Si pour le curieux du ciel habitué au fil des années à admirer le ballet des planètes et de notre satellite, il ne se passera rien d’extraordinaire ce soir-là, une personne qui découvre le ciel sera probablement surprise de voir une Lune exceptionnellement haute dans le firmament. Voilà une belle occasion d’essayer de comprendre ce phénomène en rappelant quelques bases de la mécanique céleste.
Qui verra-t-on ?
La Lune est l’unique satellite naturel de la Terre. Son diamètre est de 3 474 km (27 % du diamètre terrestre). C’est le cinquième plus gros satellite du Système solaire. Elle orbite à une distance moyenne de 384 000 km de la Terre, mais peut s’en approcher à 356 700 km et s’en éloigne au maximum de 406 300 km.
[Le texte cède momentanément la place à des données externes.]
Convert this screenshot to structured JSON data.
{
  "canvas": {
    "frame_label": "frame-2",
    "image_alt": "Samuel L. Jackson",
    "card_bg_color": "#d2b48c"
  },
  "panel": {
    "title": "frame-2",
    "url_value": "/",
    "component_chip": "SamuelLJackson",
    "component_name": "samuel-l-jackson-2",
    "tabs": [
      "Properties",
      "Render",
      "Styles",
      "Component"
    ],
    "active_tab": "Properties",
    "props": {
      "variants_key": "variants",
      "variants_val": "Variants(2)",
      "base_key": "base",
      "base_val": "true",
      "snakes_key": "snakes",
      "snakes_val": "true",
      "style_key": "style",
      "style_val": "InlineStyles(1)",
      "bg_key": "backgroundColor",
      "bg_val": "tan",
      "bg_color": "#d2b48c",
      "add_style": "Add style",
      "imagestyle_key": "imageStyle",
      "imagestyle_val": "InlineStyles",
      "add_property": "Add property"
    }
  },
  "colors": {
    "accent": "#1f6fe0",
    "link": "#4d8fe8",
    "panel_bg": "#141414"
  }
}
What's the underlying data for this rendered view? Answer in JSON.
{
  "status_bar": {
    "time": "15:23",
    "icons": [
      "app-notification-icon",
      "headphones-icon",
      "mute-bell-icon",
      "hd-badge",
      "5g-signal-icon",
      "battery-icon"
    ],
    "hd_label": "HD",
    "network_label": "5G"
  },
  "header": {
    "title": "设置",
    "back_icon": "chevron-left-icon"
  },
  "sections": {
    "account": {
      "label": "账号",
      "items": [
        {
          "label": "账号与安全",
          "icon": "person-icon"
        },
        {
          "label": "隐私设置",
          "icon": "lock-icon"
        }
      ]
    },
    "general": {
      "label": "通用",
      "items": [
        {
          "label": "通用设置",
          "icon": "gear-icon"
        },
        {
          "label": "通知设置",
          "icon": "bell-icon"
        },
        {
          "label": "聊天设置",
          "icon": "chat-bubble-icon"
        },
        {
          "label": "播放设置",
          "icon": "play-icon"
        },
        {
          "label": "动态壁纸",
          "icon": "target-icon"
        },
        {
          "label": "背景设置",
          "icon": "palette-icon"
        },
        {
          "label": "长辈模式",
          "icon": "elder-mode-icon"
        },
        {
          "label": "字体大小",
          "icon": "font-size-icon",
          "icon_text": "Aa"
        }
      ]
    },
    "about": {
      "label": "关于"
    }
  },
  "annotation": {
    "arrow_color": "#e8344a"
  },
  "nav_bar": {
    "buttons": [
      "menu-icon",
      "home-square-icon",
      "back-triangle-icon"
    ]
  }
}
L’orbite de la Lune n’est pas dans le même plan que l’écliptique . L'écliptique est le plan sur lequel se déplace la Terre sur son orbite autour du Soleil. Ces deux plans sont séparés par un angle que l’on appelle l’inclinaison de l’orbite de la Lune. Sa valeur moyenne, qui est de 5° 9′, varie en suivant le cycle des saisons.
Que verra-t-on ?
Le 15 décembre 2024 sera le jour de la pleine lune. Elle se lèvera vers le nord-est quasi en même temps que le Soleil se couchera et elle se couchera quasi lorsque le Soleil se lèvera le 16 décembre. Sa surface sera alors totalement éclairée. Lors de son passage au méridien (au-dessus de l’horizon sud), elle sera très haut dans le ciel, plus qu’à n’importe quelle autre période de l’année. Pourquoi ?
Petit rappel…
Si l’axe de la Terre était parfaitement perpendiculaire par rapport au plan de son orbite, l’écliptique serait confondu avec l’équateur céleste. De ce fait, le Soleil se déplacerait sur l’équateur céleste et culminerait toujours à la même hauteur tout au long de l’année. Or, ce n’est pas ce que nous constatons. Nous savons que la hauteur du Soleil à midi n’est pas la même en hiver qu’en été. Il n’y a qu’aux deux équinoxes (printemps et automne) que le Soleil a presque la même hauteur dans le ciel à midi. Cette différence de hauteur entre l’été et l’hiver est due au fait que l’axe de la Terre est incliné de 23° 26′ sur l’écliptique. C’est cette inclinaison qui est responsable des saisons sur Terre. En été, du fait de l’inclinaison de son axe, l’hémisphère nord est penché vers le Soleil, ce qui explique que les jours sont plus longs qu’en hiver et que le Soleil atteint sa hauteur maximale à midi dans l’hémisphère nord. À l’inverse, en hiver, dans l’hémisphère nord, le Soleil est très bas à midi au-dessus de l’horizon sud. La raison est que cette fois, c’est l’hémisphère sud qui est « penché » vers le Soleil.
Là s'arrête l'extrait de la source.